Kanun Teklifi ile yürürlüğe konulması planlanan Değerli Konut Vergisi’nin ise toplam emlak sahipliği yerine yalnızca konut değerlemesi üzerinden ayrıştırılması vergide adalet ilkesi ve mülkiyet hakları açısından sorunlar içermektedir.
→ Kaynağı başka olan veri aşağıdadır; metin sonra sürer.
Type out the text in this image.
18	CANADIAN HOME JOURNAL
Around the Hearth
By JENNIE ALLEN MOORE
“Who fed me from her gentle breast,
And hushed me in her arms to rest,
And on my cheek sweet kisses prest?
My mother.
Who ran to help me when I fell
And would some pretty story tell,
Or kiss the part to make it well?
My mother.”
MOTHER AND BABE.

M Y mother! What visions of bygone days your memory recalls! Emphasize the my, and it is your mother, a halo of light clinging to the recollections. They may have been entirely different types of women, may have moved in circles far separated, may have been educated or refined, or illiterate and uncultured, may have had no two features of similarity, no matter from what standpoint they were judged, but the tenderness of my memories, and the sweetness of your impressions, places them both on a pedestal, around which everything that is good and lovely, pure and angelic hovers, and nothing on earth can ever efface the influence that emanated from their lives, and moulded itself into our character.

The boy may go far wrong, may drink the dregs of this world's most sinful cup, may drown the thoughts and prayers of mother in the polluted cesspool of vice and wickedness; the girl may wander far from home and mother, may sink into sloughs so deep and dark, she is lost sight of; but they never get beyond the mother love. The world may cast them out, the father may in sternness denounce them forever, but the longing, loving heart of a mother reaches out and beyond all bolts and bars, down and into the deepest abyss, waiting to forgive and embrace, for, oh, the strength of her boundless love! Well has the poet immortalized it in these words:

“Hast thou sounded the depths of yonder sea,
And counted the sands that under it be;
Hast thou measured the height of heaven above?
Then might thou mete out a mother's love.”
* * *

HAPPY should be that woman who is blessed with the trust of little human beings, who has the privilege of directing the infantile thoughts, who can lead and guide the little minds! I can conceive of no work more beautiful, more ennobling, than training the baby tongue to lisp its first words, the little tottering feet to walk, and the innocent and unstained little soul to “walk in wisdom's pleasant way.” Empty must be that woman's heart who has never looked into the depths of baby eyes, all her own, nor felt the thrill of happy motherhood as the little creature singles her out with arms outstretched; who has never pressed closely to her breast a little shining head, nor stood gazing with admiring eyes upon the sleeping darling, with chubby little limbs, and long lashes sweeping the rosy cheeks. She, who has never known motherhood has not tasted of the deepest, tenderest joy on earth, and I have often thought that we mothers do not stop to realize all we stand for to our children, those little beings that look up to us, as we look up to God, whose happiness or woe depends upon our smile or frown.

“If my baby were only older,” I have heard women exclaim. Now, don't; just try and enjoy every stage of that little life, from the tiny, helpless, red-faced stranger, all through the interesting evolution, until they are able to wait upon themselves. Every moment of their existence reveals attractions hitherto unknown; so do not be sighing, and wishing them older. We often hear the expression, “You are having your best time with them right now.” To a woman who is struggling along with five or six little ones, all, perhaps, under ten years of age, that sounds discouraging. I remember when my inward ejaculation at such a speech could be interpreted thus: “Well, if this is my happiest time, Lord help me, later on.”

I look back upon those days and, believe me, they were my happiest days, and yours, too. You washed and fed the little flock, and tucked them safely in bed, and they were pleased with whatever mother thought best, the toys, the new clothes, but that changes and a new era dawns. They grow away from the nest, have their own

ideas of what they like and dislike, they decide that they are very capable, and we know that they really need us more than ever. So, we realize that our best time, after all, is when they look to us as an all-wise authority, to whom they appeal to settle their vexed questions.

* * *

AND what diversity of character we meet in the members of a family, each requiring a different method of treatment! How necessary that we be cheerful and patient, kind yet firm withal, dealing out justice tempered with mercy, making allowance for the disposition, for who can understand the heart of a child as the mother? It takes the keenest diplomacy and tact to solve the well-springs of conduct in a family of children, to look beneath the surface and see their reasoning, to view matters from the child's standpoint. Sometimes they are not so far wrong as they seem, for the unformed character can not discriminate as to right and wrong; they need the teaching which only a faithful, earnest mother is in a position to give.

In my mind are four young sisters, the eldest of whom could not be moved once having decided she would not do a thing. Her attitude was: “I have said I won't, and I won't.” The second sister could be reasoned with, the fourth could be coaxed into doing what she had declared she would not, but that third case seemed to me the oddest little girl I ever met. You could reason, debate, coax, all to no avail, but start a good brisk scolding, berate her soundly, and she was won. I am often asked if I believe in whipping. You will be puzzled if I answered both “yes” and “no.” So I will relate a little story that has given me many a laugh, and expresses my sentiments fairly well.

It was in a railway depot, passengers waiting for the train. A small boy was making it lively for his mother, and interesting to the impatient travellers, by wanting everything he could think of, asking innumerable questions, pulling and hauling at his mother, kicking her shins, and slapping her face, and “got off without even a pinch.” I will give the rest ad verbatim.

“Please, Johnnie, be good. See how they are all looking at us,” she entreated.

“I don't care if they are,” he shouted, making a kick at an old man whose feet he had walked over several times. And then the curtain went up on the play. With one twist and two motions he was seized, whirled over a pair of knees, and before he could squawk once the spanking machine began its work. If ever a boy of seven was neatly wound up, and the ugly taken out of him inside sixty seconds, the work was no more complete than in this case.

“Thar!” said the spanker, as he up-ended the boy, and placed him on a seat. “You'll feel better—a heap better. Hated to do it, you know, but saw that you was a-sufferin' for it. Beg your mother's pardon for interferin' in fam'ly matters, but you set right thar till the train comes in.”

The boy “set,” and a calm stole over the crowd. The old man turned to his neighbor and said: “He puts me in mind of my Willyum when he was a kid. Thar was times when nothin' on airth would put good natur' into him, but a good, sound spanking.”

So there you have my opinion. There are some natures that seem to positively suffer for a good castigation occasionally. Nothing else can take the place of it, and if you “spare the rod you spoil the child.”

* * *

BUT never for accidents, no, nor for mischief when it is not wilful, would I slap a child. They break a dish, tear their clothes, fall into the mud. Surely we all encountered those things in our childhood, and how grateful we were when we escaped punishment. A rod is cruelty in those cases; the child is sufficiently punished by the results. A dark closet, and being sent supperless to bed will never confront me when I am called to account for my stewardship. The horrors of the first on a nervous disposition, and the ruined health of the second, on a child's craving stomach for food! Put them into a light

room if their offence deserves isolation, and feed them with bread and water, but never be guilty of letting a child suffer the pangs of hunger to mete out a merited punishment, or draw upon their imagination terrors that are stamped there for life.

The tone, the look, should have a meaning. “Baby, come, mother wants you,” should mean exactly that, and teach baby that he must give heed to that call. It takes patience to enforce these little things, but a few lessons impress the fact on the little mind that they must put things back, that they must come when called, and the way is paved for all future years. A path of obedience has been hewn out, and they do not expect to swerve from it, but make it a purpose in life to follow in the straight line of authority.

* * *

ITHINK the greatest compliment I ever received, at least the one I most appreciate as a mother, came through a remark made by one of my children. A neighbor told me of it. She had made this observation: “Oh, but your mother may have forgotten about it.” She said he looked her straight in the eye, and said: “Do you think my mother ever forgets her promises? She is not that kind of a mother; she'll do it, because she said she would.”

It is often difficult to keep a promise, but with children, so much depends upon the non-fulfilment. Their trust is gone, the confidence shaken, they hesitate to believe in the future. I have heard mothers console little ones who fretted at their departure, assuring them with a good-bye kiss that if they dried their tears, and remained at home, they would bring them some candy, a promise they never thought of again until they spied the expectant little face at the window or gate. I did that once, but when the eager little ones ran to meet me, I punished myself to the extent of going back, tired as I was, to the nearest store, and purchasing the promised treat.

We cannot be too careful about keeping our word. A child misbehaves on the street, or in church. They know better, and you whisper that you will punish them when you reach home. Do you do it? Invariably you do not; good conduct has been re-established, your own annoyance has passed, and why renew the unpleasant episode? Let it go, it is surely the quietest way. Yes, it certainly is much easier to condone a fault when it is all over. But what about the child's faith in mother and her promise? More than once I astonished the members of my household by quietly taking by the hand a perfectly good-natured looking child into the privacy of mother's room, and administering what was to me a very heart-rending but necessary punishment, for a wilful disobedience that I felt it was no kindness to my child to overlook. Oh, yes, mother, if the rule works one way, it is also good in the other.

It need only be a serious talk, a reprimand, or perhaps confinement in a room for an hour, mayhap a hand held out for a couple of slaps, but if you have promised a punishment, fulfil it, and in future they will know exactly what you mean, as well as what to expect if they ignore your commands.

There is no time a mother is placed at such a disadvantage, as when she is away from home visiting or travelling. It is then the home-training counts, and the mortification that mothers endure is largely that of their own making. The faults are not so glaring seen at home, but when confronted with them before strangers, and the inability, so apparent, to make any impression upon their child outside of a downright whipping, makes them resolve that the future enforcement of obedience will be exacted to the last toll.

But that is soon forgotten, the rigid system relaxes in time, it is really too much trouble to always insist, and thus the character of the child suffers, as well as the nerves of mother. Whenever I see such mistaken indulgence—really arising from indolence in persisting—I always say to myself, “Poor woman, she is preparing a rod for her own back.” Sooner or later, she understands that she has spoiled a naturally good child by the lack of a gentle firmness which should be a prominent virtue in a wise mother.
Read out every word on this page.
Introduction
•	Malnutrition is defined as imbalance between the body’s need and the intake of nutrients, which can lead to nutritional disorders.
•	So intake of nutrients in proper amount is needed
Bunun yerine uluslararası örneklere paralel olarak Emlak Vergisi Kanunu’nun yeniden ele alınması yerinde olacaktır.
Teklifin yaratacağı olumsuzluklar bertaraf edilerek toplumsal uzlaşı ile yürürlüğe girebilmesi için Meclis Genel Kurulu’nda gerekli değişikliklerin yapılması, buna ilaveten ikincil düzenlemelerin sivil toplum kuruluşları ve sektör temsilcileri ile istişare edilmek suretiyle tüm paydaşların görüşleri alınarak oluşturulması gerektiğine inanıyoruz.
TÜSİAD olarak her zaman olduğu gibi ülkemizin geleceği için yapılacak reformlara katkı sağlamaktan memnuniyet duyacağımızı belirtmek isteriz.